Les effets
A court terme (jours à semaines), pendant la phase d’extension de la pollution, les effets potentiellement dominants sont l’engluement et la toxicité. Ils peuvent perdurer quelques semaines après l’arrêt d’apport de polluant. Ils concernent plus particulièrement les invertébrés benthiques pas ou peu mobiles des fonds meubles et/ou rocheux : échinodermes, crustacés, bivalves, gastéropodes, polychètes, en particulier. Les espèces sont diversement affectées selon leur sensibilité aux hydrocarbures. En cas de phénomène de toxicité aiguë, des échouements de coquillages ou d’oursins morts peuvent intervenir sur le rivage. Dans la colonne d’eau, le plancton peut être localement et transitoirement affecté. Cette atteinte peut toucher les oeufs et larves des poissons et crustacés, en particulier les œufs de thon, avec des risques d'incidence sur le recrutement de l'année. A moyen et long terme (semaines/mois), l’effet physique du recouvrement et de l’engluement des espèces de l’estran, en entraînant un décollement de coquillages, les patelles en particulier, peut être suivi d’une prolifération d’algues vertes par baisse de la pression de broutage.

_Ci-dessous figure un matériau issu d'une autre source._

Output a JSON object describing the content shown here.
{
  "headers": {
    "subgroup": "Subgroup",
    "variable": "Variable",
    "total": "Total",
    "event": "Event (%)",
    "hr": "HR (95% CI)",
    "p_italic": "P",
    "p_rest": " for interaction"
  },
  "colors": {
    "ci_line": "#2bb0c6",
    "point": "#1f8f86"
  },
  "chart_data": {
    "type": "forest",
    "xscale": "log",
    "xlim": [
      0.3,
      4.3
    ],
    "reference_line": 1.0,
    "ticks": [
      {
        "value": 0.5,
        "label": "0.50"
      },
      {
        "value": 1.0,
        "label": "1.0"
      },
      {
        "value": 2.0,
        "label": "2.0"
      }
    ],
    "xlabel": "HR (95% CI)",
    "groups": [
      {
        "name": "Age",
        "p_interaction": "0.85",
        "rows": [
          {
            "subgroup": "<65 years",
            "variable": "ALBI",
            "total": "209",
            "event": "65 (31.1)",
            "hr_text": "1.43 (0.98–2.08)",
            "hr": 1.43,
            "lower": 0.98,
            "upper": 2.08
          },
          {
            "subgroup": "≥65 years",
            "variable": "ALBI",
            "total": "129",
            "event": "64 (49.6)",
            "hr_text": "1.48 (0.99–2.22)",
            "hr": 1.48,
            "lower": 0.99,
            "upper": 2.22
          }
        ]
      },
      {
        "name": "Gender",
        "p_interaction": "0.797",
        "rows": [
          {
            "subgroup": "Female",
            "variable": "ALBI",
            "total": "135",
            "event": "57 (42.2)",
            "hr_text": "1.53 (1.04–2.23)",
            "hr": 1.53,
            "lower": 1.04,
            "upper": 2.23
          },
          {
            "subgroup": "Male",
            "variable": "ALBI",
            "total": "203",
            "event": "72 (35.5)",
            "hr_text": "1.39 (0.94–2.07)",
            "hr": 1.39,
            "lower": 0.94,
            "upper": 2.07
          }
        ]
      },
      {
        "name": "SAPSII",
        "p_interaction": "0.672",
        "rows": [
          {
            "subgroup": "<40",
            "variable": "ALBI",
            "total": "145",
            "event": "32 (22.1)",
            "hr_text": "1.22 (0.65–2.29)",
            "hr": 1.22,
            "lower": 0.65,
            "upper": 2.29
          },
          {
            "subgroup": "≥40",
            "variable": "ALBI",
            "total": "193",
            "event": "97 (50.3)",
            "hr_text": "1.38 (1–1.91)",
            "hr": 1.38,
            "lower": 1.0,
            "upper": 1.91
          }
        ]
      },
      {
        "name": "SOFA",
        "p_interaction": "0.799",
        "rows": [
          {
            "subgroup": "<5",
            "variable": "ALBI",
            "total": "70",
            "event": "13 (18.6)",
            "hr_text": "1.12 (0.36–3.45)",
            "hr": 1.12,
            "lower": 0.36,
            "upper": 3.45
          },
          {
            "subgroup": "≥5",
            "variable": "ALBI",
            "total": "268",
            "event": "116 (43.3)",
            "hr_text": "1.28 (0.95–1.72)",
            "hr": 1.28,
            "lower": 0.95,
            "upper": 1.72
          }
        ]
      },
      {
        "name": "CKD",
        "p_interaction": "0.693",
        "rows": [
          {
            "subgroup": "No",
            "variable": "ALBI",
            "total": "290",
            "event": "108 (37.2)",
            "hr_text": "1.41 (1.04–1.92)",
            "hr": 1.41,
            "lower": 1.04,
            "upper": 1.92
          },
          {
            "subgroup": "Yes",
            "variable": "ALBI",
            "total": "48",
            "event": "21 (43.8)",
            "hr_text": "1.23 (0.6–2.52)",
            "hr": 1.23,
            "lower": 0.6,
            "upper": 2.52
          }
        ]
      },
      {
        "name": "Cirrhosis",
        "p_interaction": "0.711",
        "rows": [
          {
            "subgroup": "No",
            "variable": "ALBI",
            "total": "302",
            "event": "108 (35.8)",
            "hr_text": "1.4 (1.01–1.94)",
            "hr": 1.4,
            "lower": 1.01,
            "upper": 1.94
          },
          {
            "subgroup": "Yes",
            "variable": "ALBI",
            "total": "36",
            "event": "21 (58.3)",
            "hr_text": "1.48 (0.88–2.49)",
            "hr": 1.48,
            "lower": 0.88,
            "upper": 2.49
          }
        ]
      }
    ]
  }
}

Au niveau des peuplements benthiques côtiers, une pollution par hydrocarbures peut entraîner localement la perte des espèces les plus sensibles au profit d’espèces opportunistes, menant potentiellement à une banalisation des peuplements. Ces derniers ne se rétabliraient alors qu’avec le retour graduel des espèces atteintes.
Les risques pour les oiseaux de mer sont modérés, dans la mesure où la saison des migrations est terminée. Concernant les mammifères, les données manquent pour anticiper un impact notable. On relèvera cependant la présence de phoques moines de Méditerranée dans la région de l’île des Palmiers, espèce répertoriée comme menacée. Quatre espèces de tortues, dont la tortue verte, espèce menacée, se reproduisent sur les côtes libanaises : des sites de reproduction sont signalés dans les réserves de Tyr et de l’île des Palmiers. Un risque d’impact existe, lié à la coïncidence entre la souillure des plages et la période d’éclosion des œufs : pondus de mai à août, les œufs éclosent 1 à 2 mois plus tard.
Au plan des activités humaines, la présence de fioul sur les plages et dans les eaux littorales interdit la baignade et les activités de plage. Le risque de souiller les filets et de rapporter des produits mazoutés restreint les activités de pêche côtière. Il faudra que la paix soit rétablie, la vie revenue à la normale et les sites nettoyés pour que ces activités puissent reprendre.
En l’absence d’informations précises sur l’ampleur des échouages et le vieillissement du polluant, il serait hasardeux de se prononcer au-delà de ces considérations générales. La Méditerranée n’est pas en danger. Mais cette pollution est grave. Elle demande plusieurs mois de travail de nettoyage difficile, contraignant et coûteux, une tâche lourde de plus dans un pays martyrisé.